Two recent new stories both feature high profile Christians trying to intervene in matters which don’t seem directly their concern. Lord Carey, the former Archbishop of Canterbury, together with other prominent Church of England figures, has leapt to the defence of a therapist who claimed to ‘cure’ homosexuality, and was exposed by an undercover journalist. The therapist, Lesley Pilkington, has now been suspended by the British Association for Counselling and Psychotherapy:
A few weeks later I was in her grand Hertfordshire home with a Dictaphone taped to my stomach. She set about trying to find the childhood “wounds” that she believes led to my homosexuality. But she found none. “There was no sexual abuse?” she pressed.
“I think there is something there . . . you’ve allowed things to be done to you.” She then prayed: “Father, we give you permission to bring to the surface some of the things that have happened over the years.” I asked who could have committed this abuse – a member of my family? “Yes, very likely,” she replied.
Was homosexuality a mental illness, an addiction or an anti-religious phenomenon? “It’s all of that,” said Pilkington.

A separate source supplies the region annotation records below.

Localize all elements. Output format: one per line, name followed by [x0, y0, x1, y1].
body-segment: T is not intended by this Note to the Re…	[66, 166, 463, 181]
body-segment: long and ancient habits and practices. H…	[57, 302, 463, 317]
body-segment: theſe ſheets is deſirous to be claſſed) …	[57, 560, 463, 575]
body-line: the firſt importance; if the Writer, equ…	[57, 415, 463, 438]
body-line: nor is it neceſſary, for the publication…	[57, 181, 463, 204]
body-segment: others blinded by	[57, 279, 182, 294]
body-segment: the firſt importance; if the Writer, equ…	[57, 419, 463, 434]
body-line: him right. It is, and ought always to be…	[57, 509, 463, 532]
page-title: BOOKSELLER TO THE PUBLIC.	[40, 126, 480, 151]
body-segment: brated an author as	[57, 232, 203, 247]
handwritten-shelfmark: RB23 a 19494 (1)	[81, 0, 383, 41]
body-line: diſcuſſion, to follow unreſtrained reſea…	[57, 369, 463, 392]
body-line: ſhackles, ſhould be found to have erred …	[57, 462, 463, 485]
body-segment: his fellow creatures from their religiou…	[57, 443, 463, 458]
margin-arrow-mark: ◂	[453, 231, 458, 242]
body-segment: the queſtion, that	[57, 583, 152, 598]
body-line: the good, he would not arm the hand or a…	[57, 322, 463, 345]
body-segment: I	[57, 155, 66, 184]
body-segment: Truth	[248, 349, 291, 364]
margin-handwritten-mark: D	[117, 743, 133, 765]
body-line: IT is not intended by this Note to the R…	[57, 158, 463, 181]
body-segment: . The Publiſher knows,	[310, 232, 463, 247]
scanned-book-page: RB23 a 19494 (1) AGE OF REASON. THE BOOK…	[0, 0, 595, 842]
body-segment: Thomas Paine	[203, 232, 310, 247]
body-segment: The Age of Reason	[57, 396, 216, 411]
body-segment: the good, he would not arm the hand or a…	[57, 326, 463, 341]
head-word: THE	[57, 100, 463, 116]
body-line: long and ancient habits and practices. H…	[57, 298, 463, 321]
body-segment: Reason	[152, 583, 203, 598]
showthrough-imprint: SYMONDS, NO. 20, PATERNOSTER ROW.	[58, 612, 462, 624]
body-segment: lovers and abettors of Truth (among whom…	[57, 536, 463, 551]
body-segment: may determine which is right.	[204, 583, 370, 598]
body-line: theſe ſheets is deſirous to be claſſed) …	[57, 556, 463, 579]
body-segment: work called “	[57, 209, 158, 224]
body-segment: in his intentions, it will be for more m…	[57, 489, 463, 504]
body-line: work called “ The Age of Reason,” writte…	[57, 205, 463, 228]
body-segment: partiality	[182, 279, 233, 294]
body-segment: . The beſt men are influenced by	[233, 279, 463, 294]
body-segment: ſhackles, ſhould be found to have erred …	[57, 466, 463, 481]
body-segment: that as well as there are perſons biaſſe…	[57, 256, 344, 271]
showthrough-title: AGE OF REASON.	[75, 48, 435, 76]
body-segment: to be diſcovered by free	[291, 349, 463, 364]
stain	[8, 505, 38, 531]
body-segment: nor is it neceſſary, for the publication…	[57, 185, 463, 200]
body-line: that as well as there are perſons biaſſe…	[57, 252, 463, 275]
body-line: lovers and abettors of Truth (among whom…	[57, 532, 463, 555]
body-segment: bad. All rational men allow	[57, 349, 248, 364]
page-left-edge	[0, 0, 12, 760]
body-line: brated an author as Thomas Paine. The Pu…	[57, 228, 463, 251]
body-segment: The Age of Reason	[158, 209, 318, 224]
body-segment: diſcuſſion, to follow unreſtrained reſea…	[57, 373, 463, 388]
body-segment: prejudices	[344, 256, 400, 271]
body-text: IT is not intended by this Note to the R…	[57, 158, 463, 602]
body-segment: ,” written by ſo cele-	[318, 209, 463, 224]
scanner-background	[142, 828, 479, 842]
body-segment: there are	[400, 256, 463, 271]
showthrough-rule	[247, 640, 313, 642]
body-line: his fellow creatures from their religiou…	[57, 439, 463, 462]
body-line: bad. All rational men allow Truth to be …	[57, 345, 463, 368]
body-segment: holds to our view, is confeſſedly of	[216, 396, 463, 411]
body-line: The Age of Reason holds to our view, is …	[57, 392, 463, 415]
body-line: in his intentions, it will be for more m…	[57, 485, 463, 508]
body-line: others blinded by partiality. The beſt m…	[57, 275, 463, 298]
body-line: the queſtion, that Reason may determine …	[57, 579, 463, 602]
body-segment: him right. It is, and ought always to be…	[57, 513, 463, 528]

During the sessions, she recited prayers for me to say whenever I thought about a man sexually. She gave me how-to-be-heterosexual tips such as taking up rugby, abstaining from masturbation and distancing myself from gay friends.
Despite her questionable message and methods, clergymen including the Bishops of Rochester and Lewes have expressed support for Pilkington:
“Psychological care for those who are distressed by unwanted homosexual attractions has been shown to yield a range of beneficial client outcomes, especially in motivated clients … Such therapy does not produce harm despite the Royal College of Psychiatrists and others maintaining the contrary … Competent practitioners, including those working with biblical Judeo-Christian values, should be free to assist those seeking help.”
Here, for balance, is another perspective.
Peter Tatchell has been speaking out against Archbishop Dr John Semtamu’s opposition to government plans to legalise same-sex marriage. Like PT, I have no objection if the church doesn’t want to conduct such marriages itself. But I do object to its interference in a proposal which concerns civil marriages, and which is supported by 61% of the population.